可徐钦毕竟不是无知小白,反而鬼得很。短短的几十秒的反应时间,已经足够让他基本搞清楚状况,而且说实话,蒋瓛这演技并不怎么走心。
当然,另一方面也是因为这算是实锤,不管怎么样,自己“睡”了他女儿,这都是事实,在这个年代,那便是坏了人贞洁,这把柄可不是那么好洗脱的。
“蒋大人,此处也没有别人,这些场面话就不用说了,下官认栽,您划个道吧!”
“徐小公爷哪里话,你污小女清白,事实摆在面前,纵是中山王府势大,也抵赖不得!不过既然米已成炊,小女清白已经交与你手,此时再谈追究也终归是亡羊补牢为时已晚,本官也并非不明事理之人,只是希望小公爷能尽快迎娶小女!”见徐钦入瓮,蒋瓛也干脆坐地起价。
“这不可能!”徐钦根本不用想就拒绝了。
从醒来到现在,时间虽不长,但也基本将蒋瓛的计划猜到了大半,也快速评估过各方的反应,这个方案是绝对不可接受的。

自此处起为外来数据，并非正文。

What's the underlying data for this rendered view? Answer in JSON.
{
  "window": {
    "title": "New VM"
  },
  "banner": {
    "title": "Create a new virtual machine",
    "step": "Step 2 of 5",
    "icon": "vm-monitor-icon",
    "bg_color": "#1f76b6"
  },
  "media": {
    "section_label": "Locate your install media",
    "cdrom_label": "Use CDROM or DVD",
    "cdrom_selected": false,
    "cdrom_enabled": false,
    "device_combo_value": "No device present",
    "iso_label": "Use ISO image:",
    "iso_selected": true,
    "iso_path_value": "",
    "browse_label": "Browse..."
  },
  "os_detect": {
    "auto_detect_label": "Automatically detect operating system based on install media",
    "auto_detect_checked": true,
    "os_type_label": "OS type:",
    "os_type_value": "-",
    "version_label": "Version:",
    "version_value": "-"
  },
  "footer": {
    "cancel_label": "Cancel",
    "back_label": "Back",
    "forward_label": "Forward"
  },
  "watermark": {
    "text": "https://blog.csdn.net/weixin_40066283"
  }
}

虽然蒋瓛在昨晚就已经简单地给她做了思想工作,但是听到眼前如此决绝的话,蒋绮雯还是不由得脸色惨白,然后又羞又怒,泪水也止不住地流了出来。
这一切徐钦都看在眼里,不由得也轻轻叹了一口气。此事真不是他铁石心肠,也明白蒋家父女的处境和想法,但身在朝中,甚至比江湖更令人身不由己。
“蒋大人,既然事已至此,不管怎么说,这锅我徐钦也是背定了,下官也不是狼心狗肺之徒,如果你们真愿意,定会对小姐负责。只是当下的时局你也应该明白,非是徐钦不愿,而是不能!”
听到徐钦的这番解释,蒋家父女的脸色才好看一些,蒋绮雯悄悄抹了抹泪,而蒋瓛则作了个请的手势,示意他继续。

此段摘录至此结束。